Sub-millimeter Tests of the Gravitational Inverse-square Law

Abstract
Motivated by a variety of theories that predict new effects, we tested the gravitational 1/r^2 law at separations between 10.78 mm and 138 microns using two different 10-fold azimuthally symmetric torsion pendulums and rotating 10-fold symmetric attractors. Our work improves upon other experiments by up to a factor of about 100. We found no deviation from Newtonian physics at the 95% confidence level and interpret these results as constraints on extensions of the Standard Model that predict Yukawa or power-law forces.
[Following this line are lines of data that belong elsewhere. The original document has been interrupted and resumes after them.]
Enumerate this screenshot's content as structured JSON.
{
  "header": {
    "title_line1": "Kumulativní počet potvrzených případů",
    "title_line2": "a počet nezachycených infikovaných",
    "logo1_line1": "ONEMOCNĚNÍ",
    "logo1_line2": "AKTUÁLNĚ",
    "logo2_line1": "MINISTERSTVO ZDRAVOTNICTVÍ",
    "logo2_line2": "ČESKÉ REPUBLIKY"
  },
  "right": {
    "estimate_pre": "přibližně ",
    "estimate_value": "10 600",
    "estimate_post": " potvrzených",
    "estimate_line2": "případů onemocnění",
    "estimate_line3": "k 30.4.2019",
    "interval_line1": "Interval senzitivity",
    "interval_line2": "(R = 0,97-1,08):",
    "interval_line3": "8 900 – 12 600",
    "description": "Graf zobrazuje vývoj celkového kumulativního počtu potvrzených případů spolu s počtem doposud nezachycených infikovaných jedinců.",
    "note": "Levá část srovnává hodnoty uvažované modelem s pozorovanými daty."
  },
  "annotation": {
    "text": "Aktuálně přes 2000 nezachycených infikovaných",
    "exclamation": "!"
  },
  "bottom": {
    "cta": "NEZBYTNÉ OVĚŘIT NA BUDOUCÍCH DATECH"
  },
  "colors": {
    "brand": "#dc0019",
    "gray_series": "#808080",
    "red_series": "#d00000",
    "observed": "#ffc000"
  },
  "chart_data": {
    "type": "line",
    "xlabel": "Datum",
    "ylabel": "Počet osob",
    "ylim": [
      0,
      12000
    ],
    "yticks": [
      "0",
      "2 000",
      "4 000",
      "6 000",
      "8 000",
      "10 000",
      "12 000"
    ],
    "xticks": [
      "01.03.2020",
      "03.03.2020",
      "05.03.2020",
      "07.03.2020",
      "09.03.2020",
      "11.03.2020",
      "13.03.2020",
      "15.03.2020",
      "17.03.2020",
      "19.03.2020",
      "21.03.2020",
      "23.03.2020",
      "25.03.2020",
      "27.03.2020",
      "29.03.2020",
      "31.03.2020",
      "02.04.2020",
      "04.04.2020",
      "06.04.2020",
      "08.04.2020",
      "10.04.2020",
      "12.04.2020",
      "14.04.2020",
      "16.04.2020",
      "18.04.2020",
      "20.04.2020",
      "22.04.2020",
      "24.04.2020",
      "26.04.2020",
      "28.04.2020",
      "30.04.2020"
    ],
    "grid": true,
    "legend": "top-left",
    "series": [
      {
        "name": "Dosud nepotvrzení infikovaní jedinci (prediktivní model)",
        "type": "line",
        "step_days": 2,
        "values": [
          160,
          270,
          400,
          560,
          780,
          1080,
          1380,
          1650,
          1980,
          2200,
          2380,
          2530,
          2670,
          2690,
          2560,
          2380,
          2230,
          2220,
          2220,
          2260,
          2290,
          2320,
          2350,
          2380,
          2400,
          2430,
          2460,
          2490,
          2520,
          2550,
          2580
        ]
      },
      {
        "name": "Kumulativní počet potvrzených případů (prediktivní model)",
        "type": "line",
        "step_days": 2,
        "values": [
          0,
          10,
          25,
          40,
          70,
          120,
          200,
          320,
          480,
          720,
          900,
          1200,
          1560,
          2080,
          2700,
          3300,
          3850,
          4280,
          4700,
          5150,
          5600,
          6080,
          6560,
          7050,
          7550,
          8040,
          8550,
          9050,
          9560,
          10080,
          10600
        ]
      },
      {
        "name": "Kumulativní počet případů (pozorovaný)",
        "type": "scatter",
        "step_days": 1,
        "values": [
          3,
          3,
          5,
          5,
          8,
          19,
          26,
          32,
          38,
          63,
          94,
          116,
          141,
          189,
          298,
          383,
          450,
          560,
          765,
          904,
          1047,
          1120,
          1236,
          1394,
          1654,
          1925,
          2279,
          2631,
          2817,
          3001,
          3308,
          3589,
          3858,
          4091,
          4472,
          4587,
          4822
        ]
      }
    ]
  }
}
We set a constraint on the largest single extra dimension (assuming toroidal compactification and that one extra dimension is significantly larger than all the others) of R_* <= 160 microns, and on two equal-sized large extra dimensions of R_* <= 130 microns. Yukawa interactions with |alpha| >= 1 are ruled out at 95% confidence for lambda >= 197 microns. Extra-dimensions scenarios stabilized by radions are restricted to unification masses M_* >= 3.0 TeV/c^2, regardless of the number of large extra dimensions. We also provide new constraints on power-law potentials V(r) \propto r^{-k} with k between 2 and 5 and on the \gamma_5 couplings of pseudoscalars with m <= 10 meV/c^2.